According to you, is data trustworthiness emerging as an area of concern in the light of massive volume of new data being generated today? How can organizations foster a data-driven decision making culture?
With the growing velocity of data and the near real-time pace of business, organizations are struggling to deliver data fast enough for analytical users to make effective decisions. Even with many storage and processing options now available, one still needs to prioritize what data one wants to capture. One needs to take a look at their business goals and map the priorities to the data that one may need. Data from social media and sensors often contain time-sensitive insights that must be actioned on within short time-frames. Data consumption by data scientists, and new event-driven systems such as next best action systems, is placing a greater demand on data management organizations. Timely delivery of data to analytical users is another critical aspect to becoming a decision ready organization.
Can you share your views on how the perimeter-less world of pervasive computing is disrupting the security infrastructure?
There is clear value to using technologies, such as Hadoop, to build next generation ‘data lakes’ for collecting, preparing, and analyzing greater volumes and types of data. Enterprises are augmenting their traditional data warehousing architectures to include Hadoop, both as a more efficient and scalable preparation stage and to offload less frequently used data for easily accessed archives. As more enterprise data moves into Hadoop for collection, preparation and analysis, concerns around security and governance can, and will, arise. Compliance-sensitive industries, such as healthcare or financial services, or any other consumer-driven industry,such as retail or CPG, are legally obligated to ensure strict controls on the use of data. These controls must also apply to new data platforms, such as Hadoop.
Built-in data security and data governance ensures that the data ingested into Hadoop can be prepared into trusted data for big data analytics. It’s not enough to just block off access to data, you need to build security into the data itself through data masking and data encryption. Once the data is anonymized, you can gather numerous insights, at the aggregated level—such as patterns and trends that you see with certain sets of demographics, for example.
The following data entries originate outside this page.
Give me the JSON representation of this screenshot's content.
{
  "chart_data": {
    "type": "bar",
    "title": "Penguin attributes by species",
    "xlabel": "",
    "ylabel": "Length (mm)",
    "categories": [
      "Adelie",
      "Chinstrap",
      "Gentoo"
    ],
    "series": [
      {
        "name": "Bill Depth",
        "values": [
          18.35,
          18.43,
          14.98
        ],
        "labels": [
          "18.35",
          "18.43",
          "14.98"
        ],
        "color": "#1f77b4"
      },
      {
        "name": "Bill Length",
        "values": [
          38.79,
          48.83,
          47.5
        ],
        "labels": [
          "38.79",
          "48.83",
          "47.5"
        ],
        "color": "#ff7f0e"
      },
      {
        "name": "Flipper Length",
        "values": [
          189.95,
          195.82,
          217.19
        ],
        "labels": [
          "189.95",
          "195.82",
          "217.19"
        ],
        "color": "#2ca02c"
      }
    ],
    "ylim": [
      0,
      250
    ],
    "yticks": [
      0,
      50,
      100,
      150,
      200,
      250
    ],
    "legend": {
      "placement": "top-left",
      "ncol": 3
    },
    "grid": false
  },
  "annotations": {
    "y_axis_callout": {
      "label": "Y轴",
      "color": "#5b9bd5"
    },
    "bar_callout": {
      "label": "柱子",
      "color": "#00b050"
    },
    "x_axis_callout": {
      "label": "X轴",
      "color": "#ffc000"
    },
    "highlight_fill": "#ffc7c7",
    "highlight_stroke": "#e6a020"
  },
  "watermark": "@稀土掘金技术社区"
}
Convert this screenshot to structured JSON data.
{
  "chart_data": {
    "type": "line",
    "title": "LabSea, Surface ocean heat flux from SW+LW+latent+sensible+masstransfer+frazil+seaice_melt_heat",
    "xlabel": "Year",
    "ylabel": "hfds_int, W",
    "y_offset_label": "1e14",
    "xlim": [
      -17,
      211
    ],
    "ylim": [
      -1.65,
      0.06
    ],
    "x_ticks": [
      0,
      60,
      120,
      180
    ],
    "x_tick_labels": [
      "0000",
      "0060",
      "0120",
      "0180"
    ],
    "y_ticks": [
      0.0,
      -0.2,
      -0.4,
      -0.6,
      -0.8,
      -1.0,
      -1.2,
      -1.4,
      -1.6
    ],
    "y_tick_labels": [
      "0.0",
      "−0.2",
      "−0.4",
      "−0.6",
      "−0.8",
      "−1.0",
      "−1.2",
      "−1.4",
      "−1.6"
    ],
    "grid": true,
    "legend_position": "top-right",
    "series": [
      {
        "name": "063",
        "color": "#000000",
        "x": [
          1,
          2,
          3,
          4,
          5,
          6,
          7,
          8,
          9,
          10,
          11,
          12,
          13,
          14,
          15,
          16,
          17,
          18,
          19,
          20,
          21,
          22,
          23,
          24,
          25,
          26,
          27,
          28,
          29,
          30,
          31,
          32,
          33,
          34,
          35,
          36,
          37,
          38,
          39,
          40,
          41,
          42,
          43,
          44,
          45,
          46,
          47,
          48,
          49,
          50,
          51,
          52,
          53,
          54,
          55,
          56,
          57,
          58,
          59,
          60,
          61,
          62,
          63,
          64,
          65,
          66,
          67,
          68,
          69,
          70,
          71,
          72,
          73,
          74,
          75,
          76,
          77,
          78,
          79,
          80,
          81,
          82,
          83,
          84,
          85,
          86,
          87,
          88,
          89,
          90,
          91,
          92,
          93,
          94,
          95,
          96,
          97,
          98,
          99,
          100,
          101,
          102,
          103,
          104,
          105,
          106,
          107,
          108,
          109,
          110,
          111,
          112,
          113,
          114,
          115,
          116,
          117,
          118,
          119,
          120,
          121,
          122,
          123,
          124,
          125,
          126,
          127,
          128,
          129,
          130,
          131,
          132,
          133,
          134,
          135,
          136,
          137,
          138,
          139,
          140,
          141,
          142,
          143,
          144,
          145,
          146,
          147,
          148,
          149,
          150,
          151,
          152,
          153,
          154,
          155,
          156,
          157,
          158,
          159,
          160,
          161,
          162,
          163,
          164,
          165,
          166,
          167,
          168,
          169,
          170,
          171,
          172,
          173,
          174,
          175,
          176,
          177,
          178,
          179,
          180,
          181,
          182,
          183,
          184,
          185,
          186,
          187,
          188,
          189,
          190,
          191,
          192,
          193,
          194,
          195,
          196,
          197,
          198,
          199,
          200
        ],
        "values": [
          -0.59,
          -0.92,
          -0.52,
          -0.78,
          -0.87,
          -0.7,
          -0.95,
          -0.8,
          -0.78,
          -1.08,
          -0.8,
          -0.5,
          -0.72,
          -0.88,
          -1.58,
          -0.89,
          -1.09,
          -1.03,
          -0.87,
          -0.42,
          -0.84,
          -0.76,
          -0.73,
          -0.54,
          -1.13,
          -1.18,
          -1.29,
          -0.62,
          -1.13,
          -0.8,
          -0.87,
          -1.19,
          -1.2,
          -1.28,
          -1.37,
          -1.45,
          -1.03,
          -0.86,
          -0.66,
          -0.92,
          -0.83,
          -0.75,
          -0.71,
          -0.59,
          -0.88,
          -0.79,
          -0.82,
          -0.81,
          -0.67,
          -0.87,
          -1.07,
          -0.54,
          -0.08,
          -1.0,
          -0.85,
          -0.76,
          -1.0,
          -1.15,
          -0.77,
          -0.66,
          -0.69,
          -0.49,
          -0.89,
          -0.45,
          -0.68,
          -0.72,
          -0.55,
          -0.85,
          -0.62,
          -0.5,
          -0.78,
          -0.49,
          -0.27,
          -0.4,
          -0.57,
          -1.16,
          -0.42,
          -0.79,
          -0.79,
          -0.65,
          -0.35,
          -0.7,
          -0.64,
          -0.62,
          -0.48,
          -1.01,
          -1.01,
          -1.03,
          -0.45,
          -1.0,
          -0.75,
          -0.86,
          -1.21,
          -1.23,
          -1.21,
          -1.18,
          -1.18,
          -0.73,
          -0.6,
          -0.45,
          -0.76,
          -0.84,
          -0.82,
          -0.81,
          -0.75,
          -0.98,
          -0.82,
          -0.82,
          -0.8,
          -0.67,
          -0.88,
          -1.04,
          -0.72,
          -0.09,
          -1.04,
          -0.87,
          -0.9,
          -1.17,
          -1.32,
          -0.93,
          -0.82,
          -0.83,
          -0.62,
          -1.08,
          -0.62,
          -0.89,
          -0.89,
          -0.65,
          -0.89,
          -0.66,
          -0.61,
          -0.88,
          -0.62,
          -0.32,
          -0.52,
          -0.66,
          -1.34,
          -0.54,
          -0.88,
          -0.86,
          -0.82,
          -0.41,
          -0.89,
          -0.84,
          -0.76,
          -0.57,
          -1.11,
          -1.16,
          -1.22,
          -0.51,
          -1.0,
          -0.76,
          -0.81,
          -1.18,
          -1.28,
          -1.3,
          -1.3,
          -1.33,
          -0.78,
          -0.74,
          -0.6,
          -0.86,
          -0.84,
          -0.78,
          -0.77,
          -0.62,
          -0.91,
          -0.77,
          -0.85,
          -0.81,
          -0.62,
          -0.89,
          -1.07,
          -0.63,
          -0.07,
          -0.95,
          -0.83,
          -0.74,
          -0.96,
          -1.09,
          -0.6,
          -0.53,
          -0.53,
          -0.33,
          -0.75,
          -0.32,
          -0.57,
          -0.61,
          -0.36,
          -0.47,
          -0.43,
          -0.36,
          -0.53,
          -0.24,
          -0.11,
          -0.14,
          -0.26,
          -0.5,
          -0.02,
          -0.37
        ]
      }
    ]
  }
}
How the economics of cloud computing is disrupting the computing infrastructure and driving demand for cloud integration?
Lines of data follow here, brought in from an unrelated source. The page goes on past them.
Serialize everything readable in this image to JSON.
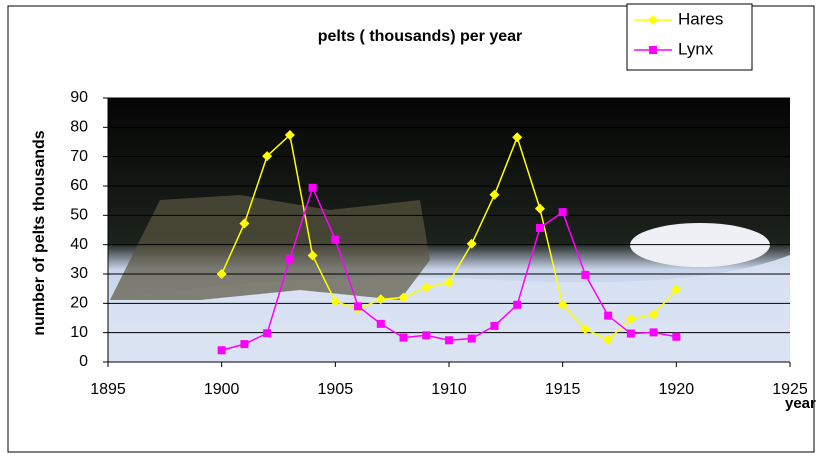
{
  "chart_data": {
    "type": "line",
    "title": "pelts ( thousands) per year",
    "x_label": "year",
    "y_label": "number of pelts thousands",
    "x": [
      1900,
      1901,
      1902,
      1903,
      1904,
      1905,
      1906,
      1907,
      1908,
      1909,
      1910,
      1911,
      1912,
      1913,
      1914,
      1915,
      1916,
      1917,
      1918,
      1919,
      1920
    ],
    "series": [
      {
        "name": "Hares",
        "color": "#ffff00",
        "marker": "diamond",
        "values": [
          30,
          47.2,
          70.2,
          77.4,
          36.3,
          20.6,
          18.1,
          21.4,
          22,
          25.4,
          27.1,
          40.3,
          57,
          76.6,
          52.3,
          19.5,
          11.2,
          7.6,
          14.6,
          16.2,
          24.7
        ]
      },
      {
        "name": "Lynx",
        "color": "#ff00ff",
        "marker": "square",
        "values": [
          4,
          6.1,
          9.8,
          35.2,
          59.4,
          41.7,
          19,
          13,
          8.3,
          9.1,
          7.4,
          8,
          12.3,
          19.5,
          45.7,
          51.1,
          29.7,
          15.8,
          9.7,
          10.1,
          8.6
        ]
      }
    ],
    "xlim": [
      1895,
      1925
    ],
    "xticks": [
      1895,
      1900,
      1905,
      1910,
      1915,
      1920,
      1925
    ],
    "ylim": [
      0,
      90
    ],
    "yticks": [
      0,
      10,
      20,
      30,
      40,
      50,
      60,
      70,
      80,
      90
    ],
    "grid": true,
    "legend": "top-right"
  }
}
With growing volume and variety of data, organizations are struggling to deliver complete and trustworthy data to analytical users. Newer cloud-based applications such as Salesforce and Workday are shifting data integration requirements to be more native in the cloud and newer sources of data such as data from social media or sensors are also particularly suspect due to their inherently unstructured nature. These raw datasets can often be incomplete, inconsistent or insecure leading to incomplete decisions or risk of compliance failure.